Here we have a Board of roughly ten members handing down edicts like little neighborhood emperors and Saudi judges. In the absence of reading the actual rules and the legislation behind them, we'll just make stuff up. If you want to hang a flag no greater than 4.5' x 6' the ARC must still approve it. In a neighborhood of 1100 homes, none of which worth more than $250K on a good day, who gives a crap if you have a garden flag to celebrate the season? While mailbox posts may be replaced with ones of similar size and shape to the original, committee approval must be obtained first. I wonder what happens when a post is struck by a car and needs to be replaced, but it takes a month to get the post approved? Presumably one of the illustrious Board members will wait outside your home each day to retrieve the mail from the carrier and deliver it to your color-approved door, across your color-approved driveway, past your color-approved plantings and five trees, and place it in an approved cardboard box under your pre-approved flag made of pre-approved Egyptian cotton flown from a synthetic pole made by Orthodox Jews who ate only kosher pork for lunch. (For those not in the know, pork cannot be made kosher - unless the Board approves it, apparently.)
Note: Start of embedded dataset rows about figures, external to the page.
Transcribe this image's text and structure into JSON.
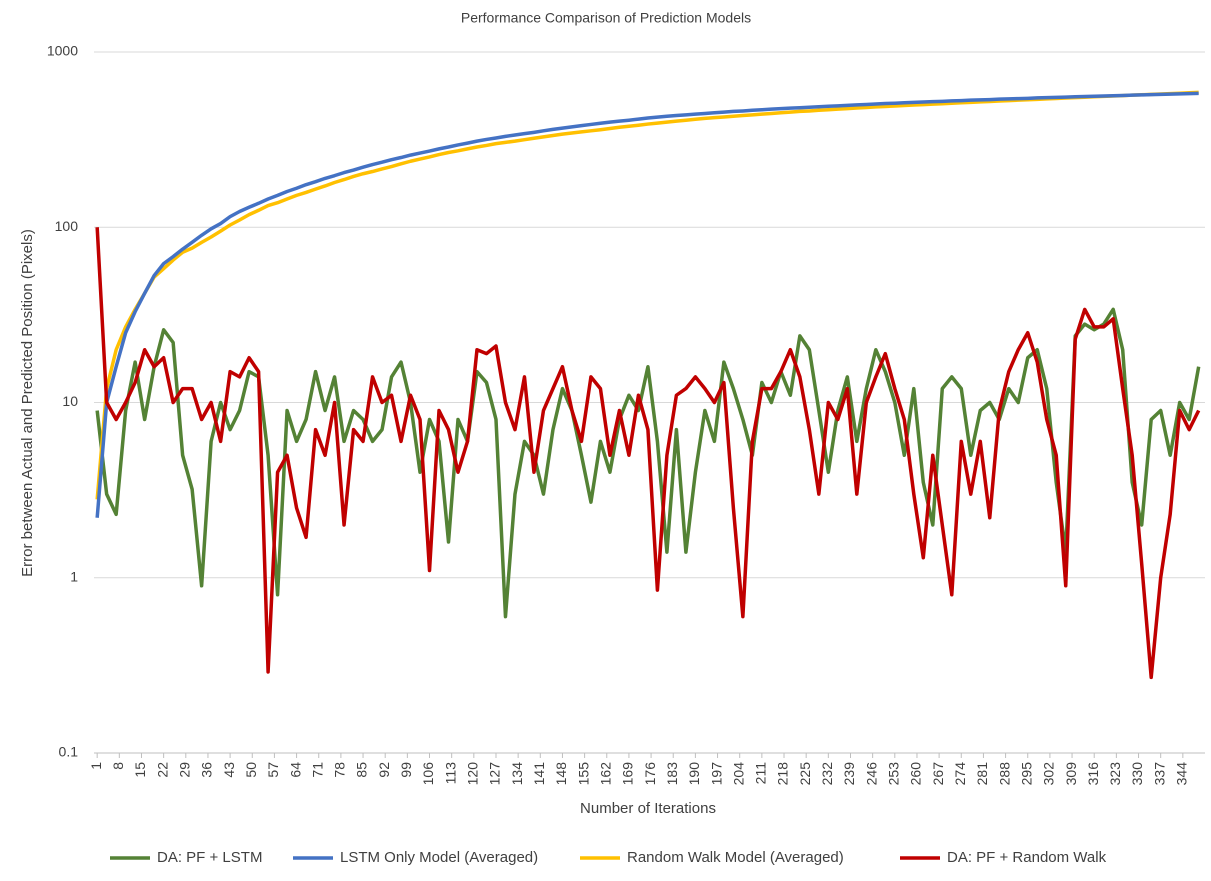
{
  "chart_data": {
    "type": "line",
    "title": "Performance Comparison of Prediction Models",
    "x_label": "Number of Iterations",
    "y_label": "Error between Actual and Predicted Position (Pixels)",
    "log_y": true,
    "grid": true,
    "legend_position": "bottom",
    "xlim": [
      0,
      351
    ],
    "ylim": [
      0.1,
      1000
    ],
    "yticks": [
      0.1,
      1,
      10,
      100,
      1000
    ],
    "xticks": [
      1,
      8,
      15,
      22,
      29,
      36,
      43,
      50,
      57,
      64,
      71,
      78,
      85,
      92,
      99,
      106,
      113,
      120,
      127,
      134,
      141,
      148,
      155,
      162,
      169,
      176,
      183,
      190,
      197,
      204,
      211,
      218,
      225,
      232,
      239,
      246,
      253,
      260,
      267,
      274,
      281,
      288,
      295,
      302,
      309,
      316,
      323,
      330,
      337,
      344
    ],
    "x": [
      1,
      4,
      7,
      10,
      13,
      16,
      19,
      22,
      25,
      28,
      31,
      34,
      37,
      40,
      43,
      46,
      49,
      52,
      55,
      58,
      61,
      64,
      67,
      70,
      73,
      76,
      79,
      82,
      85,
      88,
      91,
      94,
      97,
      100,
      103,
      106,
      109,
      112,
      115,
      118,
      121,
      124,
      127,
      130,
      133,
      136,
      139,
      142,
      145,
      148,
      151,
      154,
      157,
      160,
      163,
      166,
      169,
      172,
      175,
      178,
      181,
      184,
      187,
      190,
      193,
      196,
      199,
      202,
      205,
      208,
      211,
      214,
      217,
      220,
      223,
      226,
      229,
      232,
      235,
      238,
      241,
      244,
      247,
      250,
      253,
      256,
      259,
      262,
      265,
      268,
      271,
      274,
      277,
      280,
      283,
      286,
      289,
      292,
      295,
      298,
      301,
      304,
      307,
      310,
      313,
      316,
      319,
      322,
      325,
      328,
      331,
      334,
      337,
      340,
      343,
      346,
      349
    ],
    "series": [
      {
        "name": "DA: PF + LSTM",
        "color": "#548235",
        "values": [
          9,
          3,
          2.3,
          9,
          17,
          8,
          16,
          26,
          22,
          5,
          3.2,
          0.9,
          6,
          10,
          7,
          9,
          15,
          14,
          5,
          0.8,
          9,
          6,
          8,
          15,
          9,
          14,
          6,
          9,
          8,
          6,
          7,
          14,
          17,
          10,
          4,
          8,
          6,
          1.6,
          8,
          6,
          15,
          13,
          8,
          0.6,
          3,
          6,
          5,
          3,
          7,
          12,
          9,
          5,
          2.7,
          6,
          4,
          8,
          11,
          9,
          16,
          6,
          1.4,
          7,
          1.4,
          4,
          9,
          6,
          17,
          12,
          8,
          5,
          13,
          10,
          15,
          11,
          24,
          20,
          9,
          4,
          9,
          14,
          6,
          12,
          20,
          15,
          10,
          5,
          12,
          3.5,
          2,
          12,
          14,
          12,
          5,
          9,
          10,
          8,
          12,
          10,
          18,
          20,
          12,
          3.5,
          1.4,
          24,
          28,
          26,
          28,
          34,
          20,
          3.5,
          2,
          8,
          9,
          5,
          10,
          8,
          16
        ]
      },
      {
        "name": "LSTM Only Model (Averaged)",
        "color": "#4472c4",
        "values": [
          2.2,
          10,
          16,
          25,
          33,
          42,
          53,
          62,
          68,
          75,
          82,
          90,
          98,
          105,
          115,
          123,
          130,
          137,
          145,
          152,
          160,
          167,
          175,
          182,
          190,
          197,
          205,
          212,
          220,
          228,
          235,
          243,
          250,
          258,
          265,
          272,
          280,
          287,
          295,
          302,
          310,
          317,
          323,
          330,
          336,
          342,
          348,
          355,
          362,
          368,
          374,
          380,
          386,
          392,
          398,
          403,
          408,
          414,
          420,
          425,
          430,
          434,
          438,
          442,
          446,
          450,
          454,
          458,
          461,
          465,
          468,
          472,
          475,
          478,
          481,
          484,
          487,
          490,
          493,
          496,
          499,
          502,
          505,
          508,
          510,
          513,
          516,
          518,
          521,
          523,
          526,
          528,
          531,
          533,
          535,
          538,
          540,
          542,
          544,
          547,
          549,
          551,
          553,
          555,
          557,
          559,
          561,
          563,
          565,
          567,
          569,
          571,
          573,
          575,
          577,
          579,
          581
        ]
      },
      {
        "name": "Random Walk Model (Averaged)",
        "color": "#ffc000",
        "values": [
          2.8,
          12,
          20,
          27,
          34,
          42,
          52,
          58,
          65,
          72,
          76,
          82,
          88,
          95,
          103,
          110,
          118,
          125,
          133,
          138,
          145,
          152,
          158,
          165,
          172,
          180,
          187,
          195,
          202,
          208,
          215,
          222,
          230,
          238,
          245,
          252,
          260,
          267,
          273,
          280,
          287,
          293,
          300,
          305,
          310,
          316,
          322,
          328,
          334,
          340,
          345,
          350,
          355,
          360,
          366,
          372,
          377,
          382,
          388,
          393,
          398,
          403,
          408,
          413,
          418,
          422,
          426,
          430,
          434,
          438,
          442,
          446,
          450,
          454,
          458,
          461,
          465,
          468,
          472,
          475,
          479,
          482,
          486,
          489,
          492,
          495,
          498,
          501,
          504,
          507,
          510,
          513,
          516,
          519,
          522,
          525,
          528,
          531,
          534,
          537,
          540,
          543,
          546,
          549,
          552,
          555,
          558,
          561,
          564,
          567,
          570,
          573,
          576,
          579,
          582,
          585,
          588
        ]
      },
      {
        "name": "DA: PF + Random Walk",
        "color": "#c00000",
        "values": [
          100,
          10,
          8,
          10,
          13,
          20,
          16,
          18,
          10,
          12,
          12,
          8,
          10,
          6,
          15,
          14,
          18,
          15,
          0.29,
          4,
          5,
          2.5,
          1.7,
          7,
          5,
          10,
          2,
          7,
          6,
          14,
          10,
          11,
          6,
          11,
          8,
          1.1,
          9,
          7,
          4,
          6,
          20,
          19,
          21,
          10,
          7,
          14,
          4,
          9,
          12,
          16,
          9,
          6,
          14,
          12,
          5,
          9,
          5,
          11,
          7,
          0.85,
          5,
          11,
          12,
          14,
          12,
          10,
          13,
          2.5,
          0.6,
          6,
          12,
          12,
          15,
          20,
          14,
          7,
          3,
          10,
          8,
          12,
          3,
          10,
          14,
          19,
          12,
          8,
          3,
          1.3,
          5,
          2,
          0.8,
          6,
          3,
          6,
          2.2,
          9,
          15,
          20,
          25,
          17,
          8,
          5,
          0.9,
          23,
          34,
          27,
          27,
          30,
          12,
          5,
          1.2,
          0.27,
          1,
          2.3,
          9,
          7,
          9
        ]
      }
    ]
  }
}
So as I look at these Saudi judges and mini-monarchs that are the so-called Board, I return to one of my long-standing conclusions. You've never seen a statue of a committee in a park. And you certainly won't see one where I live if it wasn't pre-approved. By the way, did you know that a group of vultures is called a "committee." Go figure. Seriously, there is a better chance of monkeys flying out of my rear than there is of this committee being found worthy of the respect of the community over which they reign.